The Model's confidence in correction of this prediction, higher value means higher confidence.

VideoClassificationPredictionResult

Prediction output format for Video Classification.

Fields
id string

The resource ID of the AnnotationSpec that had been identified.

display_name string

The display name of the AnnotationSpec that had been identified.

type string

The type of the prediction. The requested types can be configured via parameters. This will be one of - segment-classification - shot-classification - one-sec-interval-classification

time_segment_start Duration

The beginning, inclusive, of the video's time segment in which the AnnotationSpec has been identified. Expressed as a number of seconds as measured from the start of the video, with fractions up to a microsecond precision, and with "s" appended at the end. Note that for 'segment-classification' prediction type, this equals the original 'timeSegmentStart' from the input instance, for other types it is the start of a shot or a 1 second interval respectively.

time_segment_end Duration

The end, exclusive, of the video's time segment in which the AnnotationSpec has been identified. Expressed as a number of seconds as measured from the start of the video, with fractions up to a microsecond precision, and with "s" appended at the end.

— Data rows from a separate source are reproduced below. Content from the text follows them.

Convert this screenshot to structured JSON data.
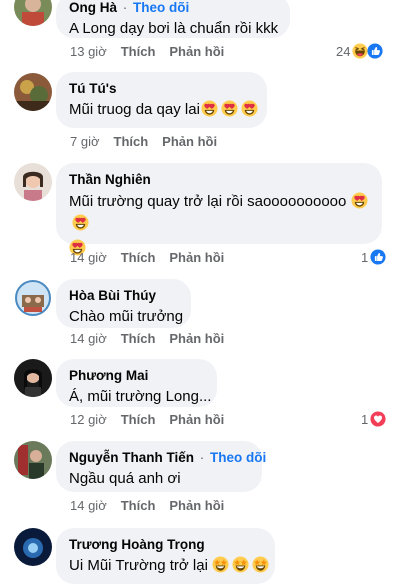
{
  "comments": [
    {
      "name": "Ong Hà",
      "follow": "Theo dõi",
      "text": "A Long dạy bơi là chuẩn rồi kkk",
      "time": "13 giờ",
      "like": "Thích",
      "reply": "Phản hồi",
      "reaction_count": "24",
      "reactions": [
        "haha-icon",
        "like-icon"
      ]
    },
    {
      "name": "Tú Tú's",
      "text": "Mũi truog da qay lai",
      "emojis": [
        "heart-eyes-emoji",
        "heart-eyes-emoji",
        "heart-eyes-emoji"
      ],
      "time": "7 giờ",
      "like": "Thích",
      "reply": "Phản hồi"
    },
    {
      "name": "Thần Nghiên",
      "text": "Mũi trường quay trở lại rồi saoooooooooo",
      "emojis": [
        "heart-eyes-emoji",
        "heart-eyes-emoji",
        "heart-eyes-emoji"
      ],
      "time": "14 giờ",
      "like": "Thích",
      "reply": "Phản hồi",
      "reaction_count": "1",
      "reactions": [
        "like-icon"
      ]
    },
    {
      "name": "Hòa Bùi Thúy",
      "text": "Chào mũi trưởng",
      "time": "14 giờ",
      "like": "Thích",
      "reply": "Phản hồi"
    },
    {
      "name": "Phương Mai",
      "text": "Á, mũi trường Long...",
      "time": "12 giờ",
      "like": "Thích",
      "reply": "Phản hồi",
      "reaction_count": "1",
      "reactions": [
        "love-icon"
      ]
    },
    {
      "name": "Nguyễn Thanh Tiến",
      "follow": "Theo dõi",
      "text": "Ngầu quá anh ơi",
      "time": "14 giờ",
      "like": "Thích",
      "reply": "Phản hồi"
    },
    {
      "name": "Trương Hoàng Trọng",
      "text": "Ui Mũi Trường trở lại",
      "emojis": [
        "star-struck-emoji",
        "star-struck-emoji",
        "star-struck-emoji"
      ]
    }
  ],
  "colors": {
    "bubble": "#f0f2f5",
    "follow": "#1877f2",
    "meta": "#65676b",
    "like": "#1877f2",
    "love": "#f33e58",
    "emoji": "#ffcc4d"
  }
}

Note that for 'segment-classification' prediction type, this equals the original 'timeSegmentEnd' from the input instance, for other types it is the end of a shot or a 1 second interval respectively.

confidence FloatValue

The Model's confidence in correction of this prediction, higher value means higher confidence.

VideoObjectTrackingPredictionResult

Prediction output format for Video Object Tracking.

Fields
id string

The resource ID of the AnnotationSpec that had been identified.

display_name string

The display name of the AnnotationSpec that had been identified.

time_segment_start Duration

The beginning, inclusive, of the video's time segment in which the object instance has been detected. Expressed as a number of seconds as measured from the start of the video, with fractions up to a microsecond precision, and with "s" appended at the end.

time_segment_end Duration

The end, inclusive, of the video's time segment in which the object instance has been detected. Expressed as a number of seconds as measured from the start of the video, with fractions up to a microsecond precision, and with "s" appended at the end.

confidence FloatValue

The Model's confidence in correction of this prediction, higher value means higher confidence.

frames[] Frame

All of the frames of the video in which a single object instance has been detected. The bounding boxes in the frames identify the same object.

Frame

The fields xMin, xMax, yMin, and yMax refer to a bounding box, i.e. the rectangle over the video frame pinpointing the found AnnotationSpec. The coordinates are relative to the frame size, and the point 0,0 is in the top left of the frame.

Fields
time_offset Duration

A time (frame) of a video in which the object has been detected. Expressed as a number of seconds as measured from the start of the video, with fractions up to a microsecond precision, and with "s" appended at the end.

x_min FloatValue

The leftmost coordinate of the bounding box.

x_max FloatValue

The rightmost coordinate of the bounding box.

y_min FloatValue

The topmost coordinate of the bounding box.

y_max FloatValue

The bottommost coordinate of the bounding box.